After a typical cold start, with a Battery that is in a decent state of charge, the alternator will kick out a very large charge - anything up to 50A or 75A - into the Battery. Under normal circumstances (that is, unless you turn on every electrical load imaginable) this initial high charge will reduce after less than 5 minutes driving to 20A or even 10A. It will then stay at this low figure, and taper off to a trickle (5A or less) over the next half an hour of driving.

So the answer to your question is, probably, somewhere in the region of 15-20 minutes of driving. If your battery is holding up on journeys of less than 1 mile, you're doing really well, especially for a diesel, which takes far more out of the battery than a petrol on a cold start. Two or three minutes of Fast Idle will help after you start it, as will a top-up charge from a longer journey (or battery charger) now and again.

______

When does the alternator 'kick in' ?

Once an alternator starts turning, it produces an output. Alternators typically run at around 2-3 times the rpm of the engine (their pulleys are roughly one-third the diameter of the crankshaft pulley). So at 1000rpm tickover, the alternator's actually doing 2000-3000rpm, and is quite capable of delivering a fair output at this speed. The alternator's output rises with speed, but levels out somewhere around 5000rpm (2000 engine rpm). Maximum output can be anything between 80 and 120A for today's cars.

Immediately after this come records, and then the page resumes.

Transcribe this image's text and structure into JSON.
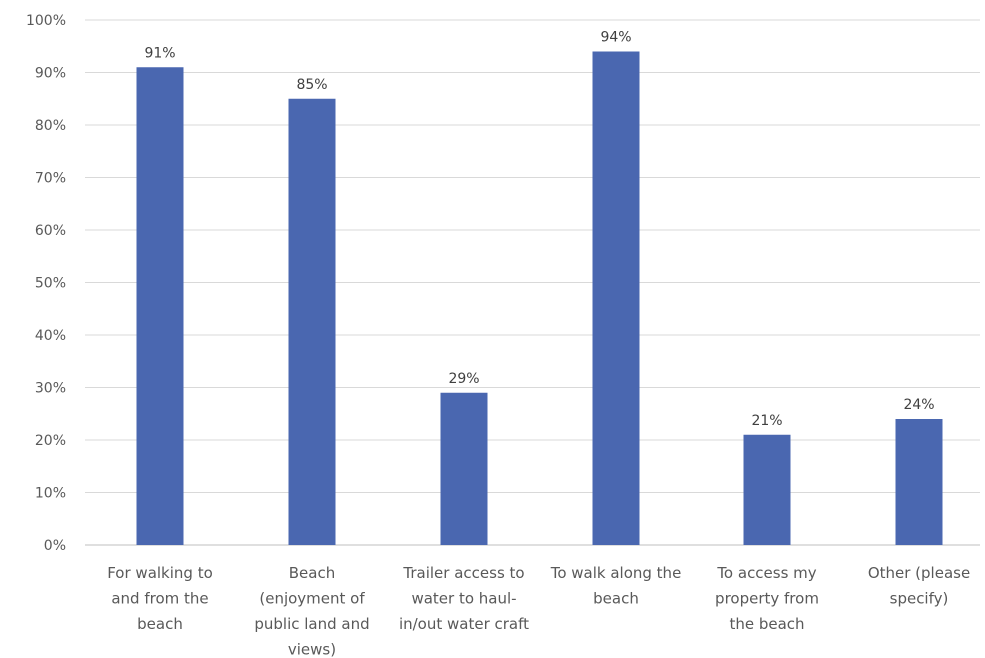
{
  "chart_data": {
    "type": "bar",
    "categories": [
      [
        "For walking to",
        "and from the",
        "beach"
      ],
      [
        "Beach",
        "(enjoyment of",
        "public land and",
        "views)"
      ],
      [
        "Trailer access to",
        "water to haul-",
        "in/out water craft"
      ],
      [
        "To walk along the",
        "beach"
      ],
      [
        "To access my",
        "property from",
        "the beach"
      ],
      [
        "Other (please",
        "specify)"
      ]
    ],
    "values": [
      91,
      85,
      29,
      94,
      21,
      24
    ],
    "data_labels": [
      "91%",
      "85%",
      "29%",
      "94%",
      "21%",
      "24%"
    ],
    "ylim": [
      0,
      100
    ],
    "yticks": [
      0,
      10,
      20,
      30,
      40,
      50,
      60,
      70,
      80,
      90,
      100
    ],
    "ytick_labels": [
      "0%",
      "10%",
      "20%",
      "30%",
      "40%",
      "50%",
      "60%",
      "70%",
      "80%",
      "90%",
      "100%"
    ],
    "title": "",
    "xlabel": "",
    "ylabel": "",
    "grid": true,
    "bar_color": "#4a67b0"
  }
}
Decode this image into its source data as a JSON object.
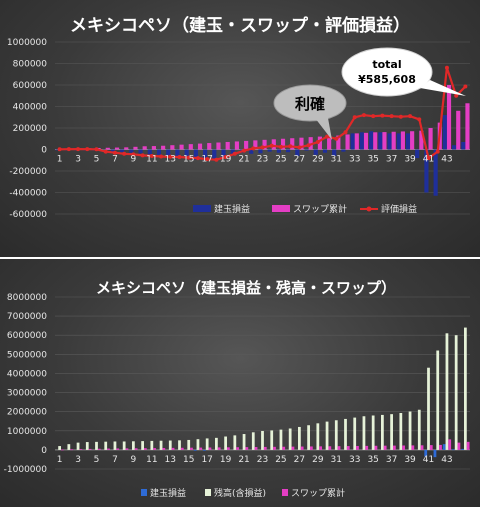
{
  "chart_data": [
    {
      "type": "bar",
      "title": "メキシコペソ（建玉・スワップ・評価損益）",
      "x": [
        1,
        2,
        3,
        4,
        5,
        6,
        7,
        8,
        9,
        10,
        11,
        12,
        13,
        14,
        15,
        16,
        17,
        18,
        19,
        20,
        21,
        22,
        23,
        24,
        25,
        26,
        27,
        28,
        29,
        30,
        31,
        32,
        33,
        34,
        35,
        36,
        37,
        38,
        39,
        40,
        41,
        42,
        43,
        44,
        45
      ],
      "xtick_labels": [
        "1",
        "3",
        "5",
        "7",
        "9",
        "11",
        "13",
        "15",
        "17",
        "19",
        "21",
        "23",
        "25",
        "27",
        "29",
        "31",
        "33",
        "35",
        "37",
        "39",
        "41",
        "43"
      ],
      "ylim": [
        -600000,
        1000000
      ],
      "yticks": [
        "1000000",
        "800000",
        "600000",
        "400000",
        "200000",
        "0",
        "-200000",
        "-400000",
        "-600000"
      ],
      "series": [
        {
          "name": "建玉損益",
          "type": "bar",
          "color": "#1f2f9a",
          "values": [
            -5000,
            -8000,
            -6000,
            -7000,
            -9000,
            -12000,
            -20000,
            -25000,
            -30000,
            -35000,
            -45000,
            -50000,
            -55000,
            -60000,
            -80000,
            -95000,
            -100000,
            -90000,
            -70000,
            -40000,
            -30000,
            -40000,
            -35000,
            -20000,
            -30000,
            -25000,
            -60000,
            -10000,
            -50000,
            -30000,
            -60000,
            -20000,
            150000,
            160000,
            170000,
            160000,
            150000,
            150000,
            150000,
            -80000,
            -400000,
            -430000,
            320000,
            40000,
            70000
          ]
        },
        {
          "name": "スワップ累計",
          "type": "bar",
          "color": "#e43ec4",
          "values": [
            5000,
            8000,
            10000,
            12000,
            14000,
            16000,
            18000,
            20000,
            25000,
            30000,
            32000,
            35000,
            40000,
            45000,
            50000,
            55000,
            60000,
            65000,
            70000,
            75000,
            80000,
            85000,
            90000,
            95000,
            100000,
            105000,
            110000,
            115000,
            120000,
            125000,
            130000,
            140000,
            150000,
            155000,
            160000,
            162000,
            165000,
            168000,
            170000,
            175000,
            200000,
            250000,
            600000,
            360000,
            430000
          ]
        },
        {
          "name": "評価損益",
          "type": "line",
          "color": "#e02828",
          "values": [
            2000,
            3000,
            4000,
            3000,
            2000,
            -20000,
            -30000,
            -40000,
            -45000,
            -55000,
            -60000,
            -65000,
            -68000,
            -70000,
            -75000,
            -80000,
            -90000,
            -95000,
            -70000,
            -40000,
            -10000,
            10000,
            20000,
            35000,
            25000,
            30000,
            20000,
            40000,
            70000,
            120000,
            100000,
            160000,
            300000,
            320000,
            310000,
            315000,
            310000,
            305000,
            310000,
            280000,
            -80000,
            -20000,
            760000,
            500000,
            585608
          ]
        }
      ],
      "annotations": [
        {
          "text": "利確",
          "target_x": 29
        },
        {
          "line1": "total",
          "line2": "¥585,608",
          "target_x": 45
        }
      ]
    },
    {
      "type": "bar",
      "title": "メキシコペソ（建玉損益・残高・スワップ）",
      "x": [
        1,
        2,
        3,
        4,
        5,
        6,
        7,
        8,
        9,
        10,
        11,
        12,
        13,
        14,
        15,
        16,
        17,
        18,
        19,
        20,
        21,
        22,
        23,
        24,
        25,
        26,
        27,
        28,
        29,
        30,
        31,
        32,
        33,
        34,
        35,
        36,
        37,
        38,
        39,
        40,
        41,
        42,
        43,
        44,
        45
      ],
      "xtick_labels": [
        "1",
        "3",
        "5",
        "7",
        "9",
        "11",
        "13",
        "15",
        "17",
        "19",
        "21",
        "23",
        "25",
        "27",
        "29",
        "31",
        "33",
        "35",
        "37",
        "39",
        "41",
        "43"
      ],
      "ylim": [
        -1000000,
        8000000
      ],
      "yticks": [
        "8000000",
        "7000000",
        "6000000",
        "5000000",
        "4000000",
        "3000000",
        "2000000",
        "1000000",
        "0",
        "-1000000"
      ],
      "series": [
        {
          "name": "建玉損益",
          "type": "bar",
          "color": "#2e6bd6",
          "values": [
            0,
            0,
            0,
            0,
            0,
            0,
            0,
            0,
            0,
            0,
            0,
            0,
            0,
            0,
            0,
            -20000,
            -20000,
            0,
            0,
            0,
            0,
            0,
            0,
            0,
            0,
            0,
            0,
            0,
            0,
            0,
            0,
            0,
            0,
            0,
            0,
            0,
            0,
            0,
            0,
            0,
            -350000,
            -380000,
            300000,
            30000,
            50000
          ]
        },
        {
          "name": "残高(含損益)",
          "type": "bar",
          "color": "#e6f2d8",
          "values": [
            200000,
            300000,
            380000,
            410000,
            420000,
            430000,
            440000,
            440000,
            450000,
            460000,
            470000,
            480000,
            490000,
            500000,
            520000,
            560000,
            600000,
            630000,
            700000,
            760000,
            830000,
            920000,
            990000,
            1020000,
            1060000,
            1120000,
            1200000,
            1290000,
            1390000,
            1480000,
            1550000,
            1620000,
            1690000,
            1760000,
            1800000,
            1830000,
            1870000,
            1930000,
            2010000,
            2100000,
            4300000,
            5200000,
            6100000,
            6000000,
            6400000
          ]
        },
        {
          "name": "スワップ累計",
          "type": "bar",
          "color": "#e43ec4",
          "values": [
            20000,
            30000,
            40000,
            50000,
            60000,
            70000,
            75000,
            80000,
            85000,
            90000,
            95000,
            100000,
            105000,
            110000,
            115000,
            120000,
            125000,
            130000,
            135000,
            140000,
            145000,
            150000,
            155000,
            160000,
            165000,
            170000,
            175000,
            180000,
            185000,
            190000,
            195000,
            200000,
            205000,
            210000,
            215000,
            220000,
            225000,
            230000,
            235000,
            240000,
            250000,
            260000,
            550000,
            380000,
            420000
          ]
        }
      ]
    }
  ]
}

Large, slower-revving engines (V8's, diesels) tend to have quite small alternator pulleys, to keep alternator revs up at low road speeds (eg 30mph).

Dynamos (on old cars) do not like high revs. They have segmented commutators (like a typical mains electric drill), and not the smooth, continuous slip-rings of a modern alternator. Dynamos started to disappear from vehicles in the 1960s. The output from a dynamo at low engine revs was not good, and did indeed 'cut in' at something above idling speed. (It was the function of the Cut-out box to prevent current actually flowing 'backwards' into the dynamo windings at idle speed. The bank of diodes in an alternator (which also convert its AC to a DC output) also prevent reverse current drain.